Il richiamato indirizzo giurisprudenziale, per il cui superamento il ricorrente non ha addotto argomenti nuovi e diversi da quelli già esaminati e disattesi dalle citate pronunce, queste Sezioni Unite ritengono di dover confermare, senza che si possa procedere -in questa sede- all’accertamento se l’infrazione contestata rientrasse in quella prevista dall’art. 64 cod. strad., che ipotizza una circolazione del veicolo nuovo per il quale siano in corso “le operazioni di approvazione ed immatricolazione” e quindi una circolazione senza carta di circolazione, purché per il veicolo nuovo sia rilasciato il “foglio di via”, trattandosi di deduzione non formulata in sede di merito o con il motivo di ricorso per cassazione, ma prospettata solo con la memoria ex art. 378 c.p.c..

7. Con il secondo motivo di ricorso si deduce “contrasto costituzionale dell’art. 21, comma 3, in riferimento all’art. 21, comma 1, all’art. 3 cost. e del successivo art. 27, nella parte in cui non consente e non prevede la sanatoria a posteriori della trasgressione amministrativa per i veicoli di nuova costruzione”.

Secondo il ricorrente la confisca di un bene di notevole valore acquistato dopo lunghi sacrifici, appare, soprattutto allorquando se ne è regolarizzata la sua posizione, sproporzionata e non retributiva non solo per se stessa, ma anche in relazione a quanto precedentemente disponeva l’art. 58, comma 9, cod. strad. che puniva la trasgressione con l’arresto fino ad un mese oppure con una modestissima ammenda.

A ciò bisogna poi aggiungere che vi è un’ingiusta disparità di trattamento fra chi circola senza copertura assicurativa e chi circola senza carta di circolazione, consentendosi la sanatoria a posteriori nel primo caso (art. 21, comma 1, n. 689/1981) e non anche nel secondo (art. 21, comma 3, l. cit.).

La questione prospettata è manifestamente infondata vertendosi in tema di sanzione patrimoniale, che implica un sacrificio del diritto di proprietà giustificato dall’infrazione (circolazione senza carta di circolazione) e la cui proporzionalità, rispetto all’entità della infrazione medesima, rientra nell’ambito delle valutazioni spettanti al legislatore medesimo (Cass. 20 novembre 1985 n. 5710; Cass. 28 giugno 1986 n. 4333).
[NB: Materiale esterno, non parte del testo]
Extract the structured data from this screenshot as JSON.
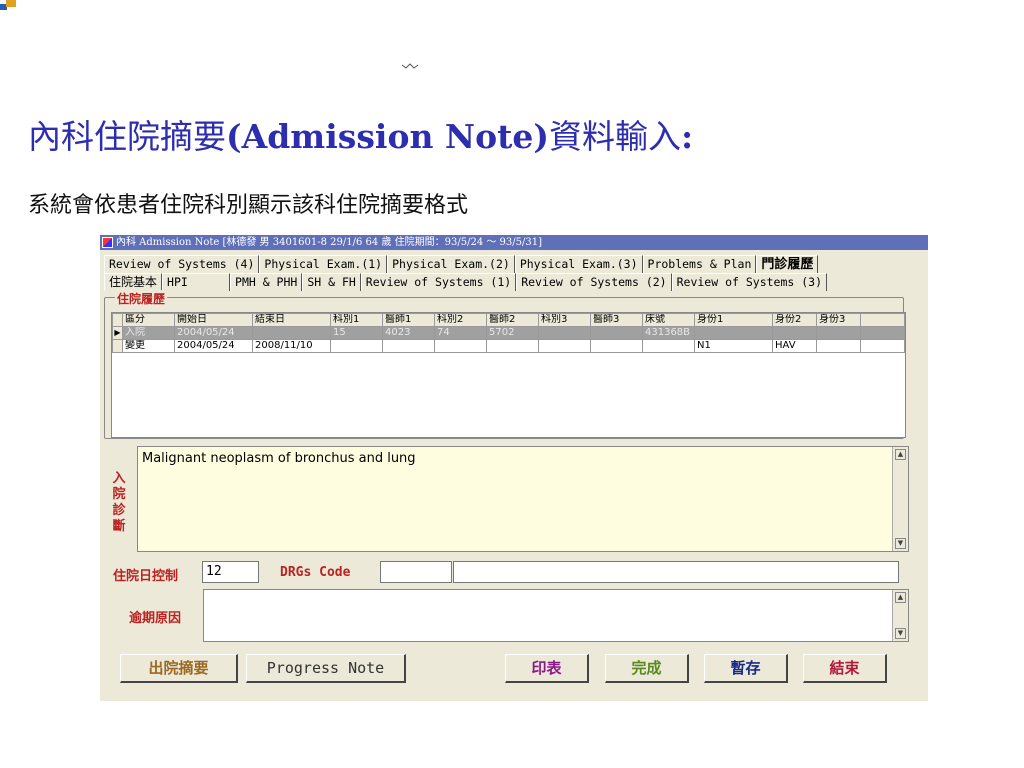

A ciò bisogna poi aggiungere che la questione è stata dichiarata inammissibile dalla Corte costituzionale, con una molteplicità di pronunce, in quanto “la soluzione perseguita si presenta prospettata in termini tali da richiedere prospettata in termini tali da richiedere l’apprestamento di una nuova disciplina della confisca del veicolo che, per risultare concretamente operante, non potrebbe prescindere dall’esercizio di una pluralità di scelte discrezionali, come tali demandate al solo legislatore (cfr. C. cost., sent. n. 14/1986, ordin. 148/1986; 290/1986; 142/1987).

Le precedenti osservazioni sono sufficienti per la reiezione della censura.

8. Conclusivamente il ricorso va integralmente rigettato. Non vi è luogo a condanna alle spese per non avere l’intimata svolta attività difensiva in questa sede;

P.Q.M.

La Corte di cassazione, a sezioni unite, rigetta il ricorso. Nulla per le spese.
Così deciso in Roma nella camera di consiglio delle sezioni unite civili della Corte di cassazione il 30 giugno 1988.